Essay
Introduction to Measure Theory
Frederic Schuller provides this wonderful explanation 1 of why the Borel sigma algebra is so interesting.
So only a topological space can carry a Borel sigma algebra because the whole idea of the Borel sigma algebra is that you employ the open sets in order to generate it. Okay, so you can do this, the question is whether this is a particularly good idea; it turns out to be a brilliant idea, okay? So again, why would one do this in the first place? Of course, you could take a topological space and establish a sigma algebra on it that has nothing to do whatsoever with the topology. That's perfectly fine.
However, you could also have a Hilbert space with an inner product, and you could establish ... a norm that has nothing to do with the inner product. You could do that, but ... you will not get the Cauchy-Schwarz inequality where on one side you have the inner product, on the other side you have the norms, because they have nothing to do with each other.
So usually, if you have a strong structure that is able to imply another structure, you will establish that other structure in such a way that it's being induced.
Now let's start with Hilbert space. You have an inner product, from that you induce the norm. From the norm, you would induce the standard topology by defining the soft balls using the norm.

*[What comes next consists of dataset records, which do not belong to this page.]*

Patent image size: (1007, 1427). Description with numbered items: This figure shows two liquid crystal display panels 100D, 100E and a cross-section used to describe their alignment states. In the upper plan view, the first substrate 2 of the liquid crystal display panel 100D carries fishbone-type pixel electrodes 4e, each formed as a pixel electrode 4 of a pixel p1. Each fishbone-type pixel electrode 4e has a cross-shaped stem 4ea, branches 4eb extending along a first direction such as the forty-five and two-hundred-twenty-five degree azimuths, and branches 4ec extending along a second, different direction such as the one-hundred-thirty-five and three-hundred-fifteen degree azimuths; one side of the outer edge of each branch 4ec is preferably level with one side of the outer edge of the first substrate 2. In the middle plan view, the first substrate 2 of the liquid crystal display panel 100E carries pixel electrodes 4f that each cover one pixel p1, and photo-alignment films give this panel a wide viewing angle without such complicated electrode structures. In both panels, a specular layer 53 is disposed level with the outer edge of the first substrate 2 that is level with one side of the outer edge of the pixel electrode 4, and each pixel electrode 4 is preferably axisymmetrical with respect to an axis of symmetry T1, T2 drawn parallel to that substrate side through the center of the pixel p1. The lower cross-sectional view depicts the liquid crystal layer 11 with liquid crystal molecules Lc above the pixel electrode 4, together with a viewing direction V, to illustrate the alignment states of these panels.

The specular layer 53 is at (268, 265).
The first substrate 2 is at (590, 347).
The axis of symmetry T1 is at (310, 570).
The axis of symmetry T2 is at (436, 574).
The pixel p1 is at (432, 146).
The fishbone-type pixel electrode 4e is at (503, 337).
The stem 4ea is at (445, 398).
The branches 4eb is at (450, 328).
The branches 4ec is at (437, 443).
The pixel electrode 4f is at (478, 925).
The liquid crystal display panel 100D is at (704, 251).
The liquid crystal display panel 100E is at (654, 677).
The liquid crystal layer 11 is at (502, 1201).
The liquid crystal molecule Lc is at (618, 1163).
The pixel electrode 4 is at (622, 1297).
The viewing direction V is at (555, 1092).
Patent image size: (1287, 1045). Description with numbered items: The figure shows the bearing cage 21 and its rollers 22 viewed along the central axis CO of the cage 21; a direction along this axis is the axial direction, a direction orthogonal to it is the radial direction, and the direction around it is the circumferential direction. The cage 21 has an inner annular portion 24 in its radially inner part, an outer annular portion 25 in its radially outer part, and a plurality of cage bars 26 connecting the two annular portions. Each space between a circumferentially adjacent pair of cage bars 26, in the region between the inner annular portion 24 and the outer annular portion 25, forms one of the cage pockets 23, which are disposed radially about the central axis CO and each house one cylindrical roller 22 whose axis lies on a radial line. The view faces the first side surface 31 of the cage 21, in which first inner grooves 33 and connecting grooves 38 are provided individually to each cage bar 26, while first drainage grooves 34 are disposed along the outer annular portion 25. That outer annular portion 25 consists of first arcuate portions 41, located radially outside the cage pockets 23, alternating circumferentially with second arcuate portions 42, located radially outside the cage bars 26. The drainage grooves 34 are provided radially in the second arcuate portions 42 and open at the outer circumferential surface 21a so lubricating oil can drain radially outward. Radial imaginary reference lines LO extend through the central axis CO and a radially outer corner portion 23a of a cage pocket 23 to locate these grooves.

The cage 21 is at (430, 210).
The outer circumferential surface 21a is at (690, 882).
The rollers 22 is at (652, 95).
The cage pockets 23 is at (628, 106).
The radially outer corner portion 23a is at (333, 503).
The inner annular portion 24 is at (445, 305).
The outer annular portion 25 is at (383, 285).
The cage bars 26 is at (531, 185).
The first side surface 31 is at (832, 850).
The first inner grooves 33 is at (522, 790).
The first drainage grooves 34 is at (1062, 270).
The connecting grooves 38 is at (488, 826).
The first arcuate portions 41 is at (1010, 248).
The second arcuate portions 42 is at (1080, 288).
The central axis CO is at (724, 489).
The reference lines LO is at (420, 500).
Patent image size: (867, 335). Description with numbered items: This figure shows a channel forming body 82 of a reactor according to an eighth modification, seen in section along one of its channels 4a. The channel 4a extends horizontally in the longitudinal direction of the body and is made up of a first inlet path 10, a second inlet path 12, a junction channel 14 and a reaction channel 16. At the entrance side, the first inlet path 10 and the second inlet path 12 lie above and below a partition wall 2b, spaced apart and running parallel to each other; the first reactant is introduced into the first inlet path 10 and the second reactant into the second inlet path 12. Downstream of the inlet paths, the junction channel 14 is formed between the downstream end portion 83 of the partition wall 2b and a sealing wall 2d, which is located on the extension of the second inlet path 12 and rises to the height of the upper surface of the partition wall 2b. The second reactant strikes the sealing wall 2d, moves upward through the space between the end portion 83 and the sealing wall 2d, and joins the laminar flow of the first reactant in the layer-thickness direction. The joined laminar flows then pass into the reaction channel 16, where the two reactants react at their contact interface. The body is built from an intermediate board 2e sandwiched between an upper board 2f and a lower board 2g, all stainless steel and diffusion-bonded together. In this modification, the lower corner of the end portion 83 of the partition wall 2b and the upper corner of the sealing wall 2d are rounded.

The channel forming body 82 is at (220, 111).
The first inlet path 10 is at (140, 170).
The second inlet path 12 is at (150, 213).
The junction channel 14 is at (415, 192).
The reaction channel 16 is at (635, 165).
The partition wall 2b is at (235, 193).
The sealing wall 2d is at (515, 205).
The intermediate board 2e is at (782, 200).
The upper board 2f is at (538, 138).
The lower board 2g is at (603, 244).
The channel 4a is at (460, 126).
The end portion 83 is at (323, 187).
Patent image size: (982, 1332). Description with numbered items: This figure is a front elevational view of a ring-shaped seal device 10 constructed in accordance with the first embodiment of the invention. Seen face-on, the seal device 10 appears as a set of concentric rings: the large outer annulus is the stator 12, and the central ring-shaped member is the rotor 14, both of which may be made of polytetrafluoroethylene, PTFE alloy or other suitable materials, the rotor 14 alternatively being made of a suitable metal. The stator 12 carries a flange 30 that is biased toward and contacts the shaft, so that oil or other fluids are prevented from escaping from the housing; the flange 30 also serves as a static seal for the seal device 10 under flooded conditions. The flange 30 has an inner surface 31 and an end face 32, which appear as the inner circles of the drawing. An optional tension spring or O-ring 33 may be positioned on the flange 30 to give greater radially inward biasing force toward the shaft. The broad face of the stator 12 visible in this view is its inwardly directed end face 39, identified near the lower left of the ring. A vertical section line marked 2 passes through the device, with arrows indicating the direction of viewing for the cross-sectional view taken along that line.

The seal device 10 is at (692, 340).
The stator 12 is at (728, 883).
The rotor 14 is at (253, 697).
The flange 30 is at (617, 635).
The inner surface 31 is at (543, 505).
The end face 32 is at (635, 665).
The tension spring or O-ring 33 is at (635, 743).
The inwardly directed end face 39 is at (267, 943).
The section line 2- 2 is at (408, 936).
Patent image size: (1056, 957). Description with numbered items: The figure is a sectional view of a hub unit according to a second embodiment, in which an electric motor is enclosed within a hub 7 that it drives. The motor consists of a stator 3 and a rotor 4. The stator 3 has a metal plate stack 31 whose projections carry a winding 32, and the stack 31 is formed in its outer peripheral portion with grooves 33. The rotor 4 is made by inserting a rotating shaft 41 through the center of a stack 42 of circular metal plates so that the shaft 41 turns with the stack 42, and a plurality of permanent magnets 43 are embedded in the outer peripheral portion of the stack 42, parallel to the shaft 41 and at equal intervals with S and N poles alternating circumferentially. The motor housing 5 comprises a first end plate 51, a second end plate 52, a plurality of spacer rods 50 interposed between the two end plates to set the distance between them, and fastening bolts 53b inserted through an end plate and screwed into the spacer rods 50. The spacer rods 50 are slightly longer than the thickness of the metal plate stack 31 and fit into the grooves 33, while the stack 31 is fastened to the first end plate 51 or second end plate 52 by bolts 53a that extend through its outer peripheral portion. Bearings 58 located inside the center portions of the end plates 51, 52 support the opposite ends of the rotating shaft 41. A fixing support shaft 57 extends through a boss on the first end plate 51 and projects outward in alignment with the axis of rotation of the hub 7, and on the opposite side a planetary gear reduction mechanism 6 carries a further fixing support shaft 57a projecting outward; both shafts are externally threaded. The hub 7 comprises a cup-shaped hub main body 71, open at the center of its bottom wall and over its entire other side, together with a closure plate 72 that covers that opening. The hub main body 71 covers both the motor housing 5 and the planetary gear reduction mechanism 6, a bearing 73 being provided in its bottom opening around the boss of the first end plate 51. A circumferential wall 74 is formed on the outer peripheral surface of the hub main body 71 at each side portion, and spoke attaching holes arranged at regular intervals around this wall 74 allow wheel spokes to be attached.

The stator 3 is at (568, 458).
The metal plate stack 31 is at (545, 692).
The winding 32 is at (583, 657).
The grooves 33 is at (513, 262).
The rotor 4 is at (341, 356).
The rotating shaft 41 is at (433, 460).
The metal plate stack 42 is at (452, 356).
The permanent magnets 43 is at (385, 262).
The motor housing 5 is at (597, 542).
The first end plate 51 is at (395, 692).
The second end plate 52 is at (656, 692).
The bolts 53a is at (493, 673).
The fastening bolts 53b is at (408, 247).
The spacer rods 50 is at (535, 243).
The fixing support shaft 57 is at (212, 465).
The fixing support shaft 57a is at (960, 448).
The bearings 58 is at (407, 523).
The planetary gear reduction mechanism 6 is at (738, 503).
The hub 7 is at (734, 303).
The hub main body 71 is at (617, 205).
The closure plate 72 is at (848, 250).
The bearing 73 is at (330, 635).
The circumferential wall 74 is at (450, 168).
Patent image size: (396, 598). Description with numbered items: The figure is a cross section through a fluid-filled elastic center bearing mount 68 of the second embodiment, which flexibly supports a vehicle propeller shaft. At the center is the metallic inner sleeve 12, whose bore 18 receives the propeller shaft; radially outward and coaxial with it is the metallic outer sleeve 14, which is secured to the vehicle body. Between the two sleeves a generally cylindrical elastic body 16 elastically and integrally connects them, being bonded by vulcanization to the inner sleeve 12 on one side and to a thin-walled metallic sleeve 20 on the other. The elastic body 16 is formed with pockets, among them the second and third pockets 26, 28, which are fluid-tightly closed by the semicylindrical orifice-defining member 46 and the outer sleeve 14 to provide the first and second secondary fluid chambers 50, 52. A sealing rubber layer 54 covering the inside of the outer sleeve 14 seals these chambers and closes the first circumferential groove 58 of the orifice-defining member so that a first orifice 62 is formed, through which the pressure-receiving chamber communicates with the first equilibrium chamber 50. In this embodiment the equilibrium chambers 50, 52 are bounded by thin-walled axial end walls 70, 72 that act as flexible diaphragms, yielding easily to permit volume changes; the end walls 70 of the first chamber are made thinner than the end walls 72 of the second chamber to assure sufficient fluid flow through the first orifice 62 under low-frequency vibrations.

Once you have the topology, you induce the Borel sigma algebra ... so you only made one choice, namely an inner product, which is a very strong choice, right?
If you made a strong choice, usually you derive the weaker structures from that. Again, why would you do that? You don't have to. Well, because then you get the stronger theorems for the relation between these structures, right? So this follows standard procedure in mathematics to induce from given structures you have already chosen to not make yet another choice, but to induce it.